Thèse soutenue le 2 décembre 2015 à l'EHESS Marseille sous le titre : "La fabrique politique de la frontière mexico-américaine. Etat, ONG et expériences frontalières à San Diego (Californie, Etats-Unis)"
sous la direction de Giorgio Blundo, Directeur d’Etudes à l’EHESS


Membres du jury :

Marc ABELES, directeur d’études à l’EHESS, directeur de recherche au CNRS
Virginie BABY-COLLIN, professeur, Aix Marseille Université, rapporteur
Giorgio BLUNDO, directeur d’études à l’EHESS, directeur de thèse
Alessandro MONSUTTI, professeur adjoint, Institut des Hautes Etudes Internationales et du Développement (Genève), rapporteur
Cédric PARIZOT, chargé de recherche au CNRS
David RECONDO, chargé de recherche, CERI-Sciences Po Paris

 

Sujet de thèse :

Les flux matériels et humains qui traversent la frontière mexico-étasunienne structurent l’organisation de cet espace d’interface et des administrations locales chargées d’en assurer la gestion. Localité pluridimensionnelle, cette frontière constitue alors un espace privilégié pour l’étude des interactions entre Etat et société. La matérialisation de l’Etat qu’elle implique, sa capacité à cristalliser les tensions historiques entre les Etats-Unis et le Mexique et les controverses dont elle fait l’objet encore aujourd’hui sont autant d’éléments explicatifs de la force des représentations véhiculées. La manière dont l’Etat se déploie, à travers les structures en présence, les programmes existants et les procédures de contrôle de biens et de personnes déterminent certaines perceptions citoyennes de l’Etat. Mais ces imaginaires générés depuis ces espaces périphériques sont également utilisés par l’Etat pour renforcer son autorité et sa légitimité.

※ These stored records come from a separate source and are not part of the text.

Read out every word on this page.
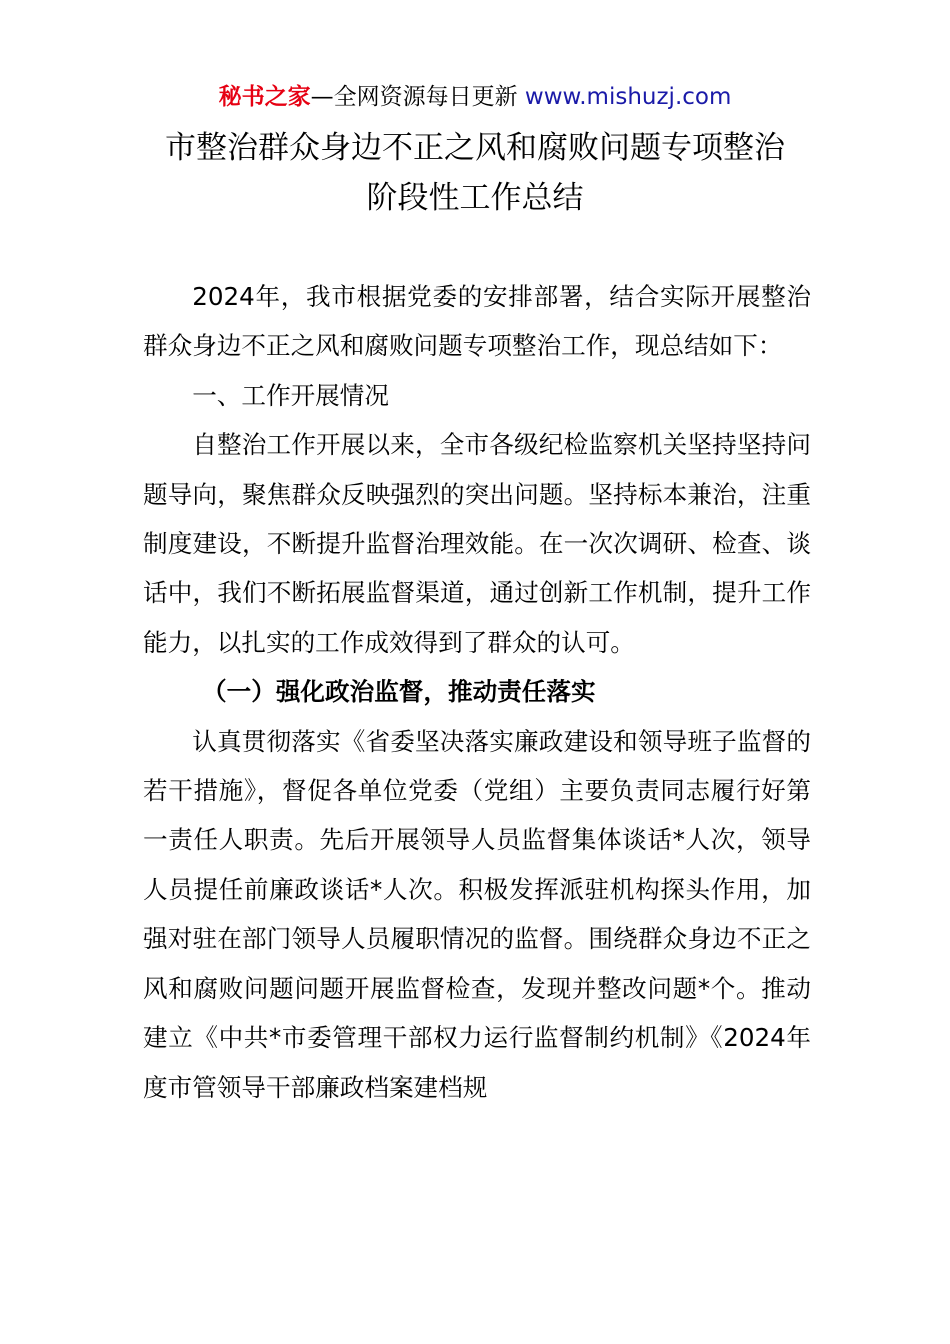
秘书之家—全网资源每日更新 www.mishuzj.com
市整治群众身边不正之风和腐败问题专项整治
阶段性工作总结

2024年，我市根据党委的安排部署，结合实际开展整治群众身边不正之风和腐败问题专项整治工作，现总结如下：

一、工作开展情况

自整治工作开展以来，全市各级纪检监察机关坚持坚持问题导向，聚焦群众反映强烈的突出问题。坚持标本兼治，注重制度建设，不断提升监督治理效能。在一次次调研、检查、谈话中，我们不断拓展监督渠道，通过创新工作机制，提升工作能力，以扎实的工作成效得到了群众的认可。

（一）强化政治监督，推动责任落实

认真贯彻落实《省委坚决落实廉政建设和领导班子监督的若干措施》，督促各单位党委（党组）主要负责同志履行好第一责任人职责。先后开展领导人员监督集体谈话*人次，领导人员提任前廉政谈话*人次。积极发挥派驻机构探头作用，加强对驻在部门领导人员履职情况的监督。围绕群众身边不正之风和腐败问题问题开展监督检查，发现并整改问题*个。推动建立《中共*市委管理干部权力运行监督制约机制》《2024年度市管领导干部廉政档案建档规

L’analyse anthropologique de la frontière proposée dans ce travail de recherche aborde les processus à travers lesquels l’Etat, aux limites de son territoire, exhibe son pouvoir et construit sa souveraineté. La manière dont l’Etat se donne à voir et ordonne, par les politiques publiques mises en place depuis les centres, la périphérie de son territoire, sert ainsi de point de départ à une étude de l’illégalité et de la marginalité aux portes de l’Etat.

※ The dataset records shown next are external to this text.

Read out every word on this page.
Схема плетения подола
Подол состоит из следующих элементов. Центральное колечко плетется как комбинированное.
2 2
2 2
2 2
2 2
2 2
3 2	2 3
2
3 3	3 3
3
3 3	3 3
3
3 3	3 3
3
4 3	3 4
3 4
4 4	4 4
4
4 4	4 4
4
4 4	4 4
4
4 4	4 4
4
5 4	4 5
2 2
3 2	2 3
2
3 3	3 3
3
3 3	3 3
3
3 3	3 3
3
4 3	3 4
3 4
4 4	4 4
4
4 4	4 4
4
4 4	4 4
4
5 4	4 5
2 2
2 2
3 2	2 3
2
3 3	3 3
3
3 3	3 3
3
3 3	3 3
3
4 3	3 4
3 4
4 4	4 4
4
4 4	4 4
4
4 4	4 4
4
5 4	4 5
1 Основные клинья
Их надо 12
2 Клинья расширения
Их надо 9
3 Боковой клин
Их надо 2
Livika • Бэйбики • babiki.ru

L’analyse de cette localité requiert une prise en compte des profondeurs multiples et relatives aux individus qui la vivent. Pour comprendre comment ces derniers la perçoivent, il faut alors se pencher sur la manière dont l’Etat l’aménage, et construit en conséquence sa souveraineté territoriale. La présence et la visibilité des Etats aux limites de leurs territoires, notamment à travers les services de douane et de migration, est ainsi fortement dissymétrique et hétérogène. L’invisibilité de l’Etat mexicain contraste avec la puissance visuelle du mur étasunien. En opposant à la pureté de la société une frontière au cœur de l’illégalité, l’Etat nord-américain pointe du doigt les menaces qui pèsent sur la communauté. La frontière, lieu du désordre et des pratiques déviantes, se place alors à la marge de l’Etat. Mais les représentations de loi et de justice disponibles depuis l’officiel ne sont pas omnipotentes. Leurs contestations, et la créativité dont elles font preuve à l’heure de les manifester, remettent en cause le contrôle de l’Etat sur ses marges sociales et spatiales et proposent un renversement de la légitimé.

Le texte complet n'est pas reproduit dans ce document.